Внук быстрыми шагами на длинных ногах пошел к машине, которая стояла у выхода из кладбища. А бабушка тяжело вздохнула, покачала головой, вновь сгорбилась, поправила платок на голове и продолжила шептать молитвы.
БАТЯ
В бараке осенняя сырость с улице отражалась в носу, бронхах и душе. «Сырые будни» – это когда ты сидишь на полу и втягиваешь запах спрессованных водянистых опилок от прогнившей и обвалившейся завалинки. А еще тебя пронизывает насквозь холод из щелей рассохшихся оконных рам и собственная беззащитность.
Обстановку распада души на мелкие никчемные частицы в такие серые будни подогревало отсутствие света в прихожей, из-за вывернутой с корнем лампочки (то ли хулиганы, то ли экономили соседи по коридору) и выключенного света в доме – потому что батя так сказал.

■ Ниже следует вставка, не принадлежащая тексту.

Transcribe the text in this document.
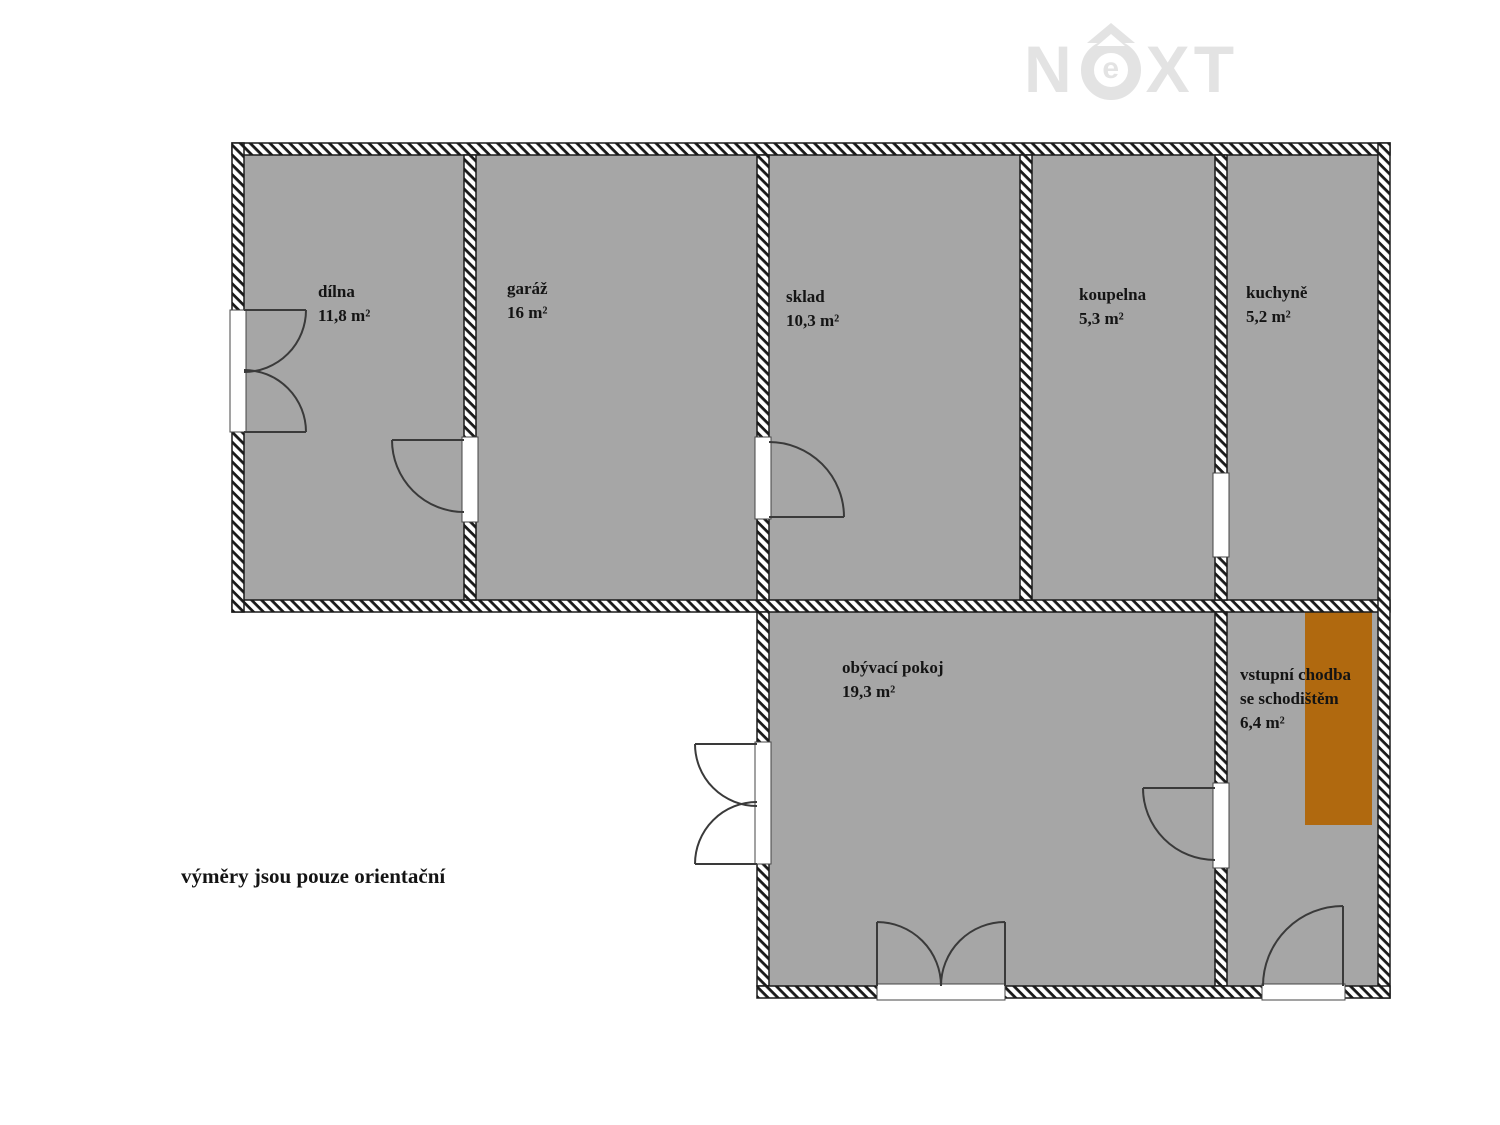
dílna
11,8 m²
garáž
16 m²
sklad
10,3 m²
koupelna
5,3 m²
kuchyně
5,2 m²
obývací pokoj
19,3 m²
vstupní chodba
se schodištěm
6,4 m²
výměry jsou pouze orientační
N e XT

Как сейчас помню: недостаток света в короткий осенний день, окна запотели, ты вдыхаешь сырость и одиночество, а батя – спит. Батя, как ни странно, некий гарант спокойствия, когда малолетняя депрессия берет свое: батя рядом, он спит, но, возможно, услышит тебя, если ты его окликнешь. Батя спит: от него пахнет куревом и спиртом. Он удовлетворенно спит и не видит разруху вокруг. Батя просто пьян.
Когда уволили с работы мать, ее горе знали все: соседи по бараку, все знакомые и друзья, родственники и, разумеется, мы. Горе сопровождалось истериками и выражалось ярко, как будто на сцене выкладывался артист на премьерном спектакле.
Что же касается бати, то он как мужчина держал тоску от собственного сокращения на работе в себе и при себе. Бывало, откроет форточку, начнет курить, потом задумается и не заметит, как огонь сигареты подберется к фильтру и не спеша начнет обжигать его пальцы.
Я не серчаю на батю и мать за тоску, которая из детства перешла в юность, потом перекочевала со мной в зрелость и превратилась в навязчивую потребность. Я до сих пор ощущаю сильную тоску. Хотя живу гораздо лучше, чем тогда. Ощущаю сырость и подавленность, живя в комфортабельных условиях и с большим пространством вариантов решения проблем, чем тогда.
Вспоминается один случай. Батя пришел на рогах, но дошел до кровати сам и стал разуваться не в прихожей, а дома. Я тогда не понимал, что его одолевала такая форма депрессии, когда ему становилось плевать и на свой внешний вид, и на то, что творится рядом с ним и у него дома. Он снял ботинки и поставил их около кровати. Лег и закурил. Я подошел к нему и спросил:
– Батя, а вот мы так живем, живем, а потом умрем, да?
Не знаю, почему сам по себе у ребенка возник такой вопрос в довольно неокрепшей голове. До сих пор не могу дать на него ответ.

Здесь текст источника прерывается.